Can Zanaga Iron Ore Raise More Cash Easily?

There's no doubt Zanaga Iron Ore's rapidly reducing cash burn brings comfort, but even if it's only hypothetical, it's always worth asking how easily it could raise more money to fund further growth. Companies can raise capital through either debt or equity. Many companies end up issuing new shares to fund future growth. We can compare a company's cash burn to its market capitalisation to get a sense for how many new shares a company would have to issue to fund one year's operations.

Zanaga Iron Ore has a market capitalisation of US$21m and burnt through US$447k last year, which is 2.1% of the company's market value. So it could almost certainly just borrow a little to fund another year's growth, or else easily raise the cash by issuing a few shares.

So, Should We Worry About Zanaga Iron Ore's Cash Burn?

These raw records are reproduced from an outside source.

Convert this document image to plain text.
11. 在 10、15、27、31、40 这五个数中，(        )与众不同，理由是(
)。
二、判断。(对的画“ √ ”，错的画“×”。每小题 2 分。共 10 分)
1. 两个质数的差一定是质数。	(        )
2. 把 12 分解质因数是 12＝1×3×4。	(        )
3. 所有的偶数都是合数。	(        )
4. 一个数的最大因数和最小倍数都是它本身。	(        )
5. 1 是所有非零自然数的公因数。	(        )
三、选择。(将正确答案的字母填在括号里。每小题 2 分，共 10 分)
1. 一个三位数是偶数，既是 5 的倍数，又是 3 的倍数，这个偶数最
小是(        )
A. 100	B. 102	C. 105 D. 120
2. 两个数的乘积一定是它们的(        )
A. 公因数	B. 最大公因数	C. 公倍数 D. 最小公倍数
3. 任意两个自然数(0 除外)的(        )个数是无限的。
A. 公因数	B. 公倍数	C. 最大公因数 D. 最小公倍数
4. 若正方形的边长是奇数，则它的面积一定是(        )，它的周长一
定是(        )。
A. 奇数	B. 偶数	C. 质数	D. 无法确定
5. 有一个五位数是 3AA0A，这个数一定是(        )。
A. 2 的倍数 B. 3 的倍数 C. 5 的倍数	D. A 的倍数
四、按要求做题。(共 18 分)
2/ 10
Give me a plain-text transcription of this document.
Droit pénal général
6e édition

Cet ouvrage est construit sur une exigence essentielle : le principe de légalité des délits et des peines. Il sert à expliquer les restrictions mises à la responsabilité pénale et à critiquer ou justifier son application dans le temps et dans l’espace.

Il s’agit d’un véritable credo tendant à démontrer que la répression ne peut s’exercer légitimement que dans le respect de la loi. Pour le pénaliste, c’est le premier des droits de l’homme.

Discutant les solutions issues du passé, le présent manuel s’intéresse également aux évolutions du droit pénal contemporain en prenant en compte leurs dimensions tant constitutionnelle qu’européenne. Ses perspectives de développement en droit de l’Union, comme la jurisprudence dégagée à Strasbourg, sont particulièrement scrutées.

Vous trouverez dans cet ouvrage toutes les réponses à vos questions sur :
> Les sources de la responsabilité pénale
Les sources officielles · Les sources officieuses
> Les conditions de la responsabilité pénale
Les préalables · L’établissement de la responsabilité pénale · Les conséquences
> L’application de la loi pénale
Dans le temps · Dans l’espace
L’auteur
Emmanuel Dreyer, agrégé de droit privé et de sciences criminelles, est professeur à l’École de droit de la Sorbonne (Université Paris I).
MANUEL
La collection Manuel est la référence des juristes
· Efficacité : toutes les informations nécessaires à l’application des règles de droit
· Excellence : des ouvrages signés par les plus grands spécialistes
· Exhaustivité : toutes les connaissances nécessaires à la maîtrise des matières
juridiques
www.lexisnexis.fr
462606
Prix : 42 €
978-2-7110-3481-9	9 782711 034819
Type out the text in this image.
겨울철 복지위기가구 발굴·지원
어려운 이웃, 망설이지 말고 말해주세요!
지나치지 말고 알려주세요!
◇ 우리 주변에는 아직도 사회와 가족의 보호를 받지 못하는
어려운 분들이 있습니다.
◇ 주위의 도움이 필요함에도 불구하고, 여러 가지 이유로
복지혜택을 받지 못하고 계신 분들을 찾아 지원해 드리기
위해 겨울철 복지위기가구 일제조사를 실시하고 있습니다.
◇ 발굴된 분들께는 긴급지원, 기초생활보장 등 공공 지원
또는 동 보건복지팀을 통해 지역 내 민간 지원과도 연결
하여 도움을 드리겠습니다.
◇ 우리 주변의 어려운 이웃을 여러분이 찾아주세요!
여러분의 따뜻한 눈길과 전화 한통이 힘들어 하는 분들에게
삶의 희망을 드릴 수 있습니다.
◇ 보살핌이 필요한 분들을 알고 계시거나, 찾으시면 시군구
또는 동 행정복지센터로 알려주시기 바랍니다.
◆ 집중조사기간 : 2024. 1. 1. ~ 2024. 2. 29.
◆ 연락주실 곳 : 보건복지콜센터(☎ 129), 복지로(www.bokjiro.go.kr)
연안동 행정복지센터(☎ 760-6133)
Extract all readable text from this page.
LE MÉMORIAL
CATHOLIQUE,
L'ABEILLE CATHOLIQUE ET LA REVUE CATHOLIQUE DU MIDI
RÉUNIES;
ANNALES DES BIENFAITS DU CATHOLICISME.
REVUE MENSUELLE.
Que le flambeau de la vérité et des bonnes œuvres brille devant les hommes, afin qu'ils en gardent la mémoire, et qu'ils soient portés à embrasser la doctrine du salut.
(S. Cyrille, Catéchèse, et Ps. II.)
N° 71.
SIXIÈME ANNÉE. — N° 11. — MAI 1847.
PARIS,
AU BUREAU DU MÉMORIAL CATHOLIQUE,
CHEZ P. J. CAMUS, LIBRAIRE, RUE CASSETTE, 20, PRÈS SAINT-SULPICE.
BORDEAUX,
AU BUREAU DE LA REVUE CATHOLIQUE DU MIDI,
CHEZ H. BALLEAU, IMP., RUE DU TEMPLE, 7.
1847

It may already be apparent to you that we're relatively comfortable with the way Zanaga Iron Ore is burning through its cash. For example, we think its cash burn relative to its market cap suggests that the company is on a good path. And even though its cash runway wasn't quite as impressive, it was still a positive. Based on the factors mentioned in this article, we think its cash burn situation warrants some attention from shareholders, but we don't think they should be worried. On another note, we conducted an in-depth investigation of the company, and identified 4 warning signs for Zanaga Iron Ore (1 is significant!) that you should be aware of before investing here.

Of course Zanaga Iron Ore may not be the best stock to buy. So you may wish to see this free collection of companies boasting high return on equity, or this list of stocks that insiders are buying.

This article by Simply Wall St is general in nature. We provide commentary based on historical data and analyst forecasts only using an unbiased methodology and our articles are not intended to be financial advice. It does not constitute a recommendation to buy or sell any stock, and does not take account of your objectives, or your financial situation. We aim to bring you long-term focused analysis driven by fundamental data. Note that our analysis may not factor in the latest price-sensitive company announcements or qualitative material. Simply Wall St has no position in any stocks mentioned.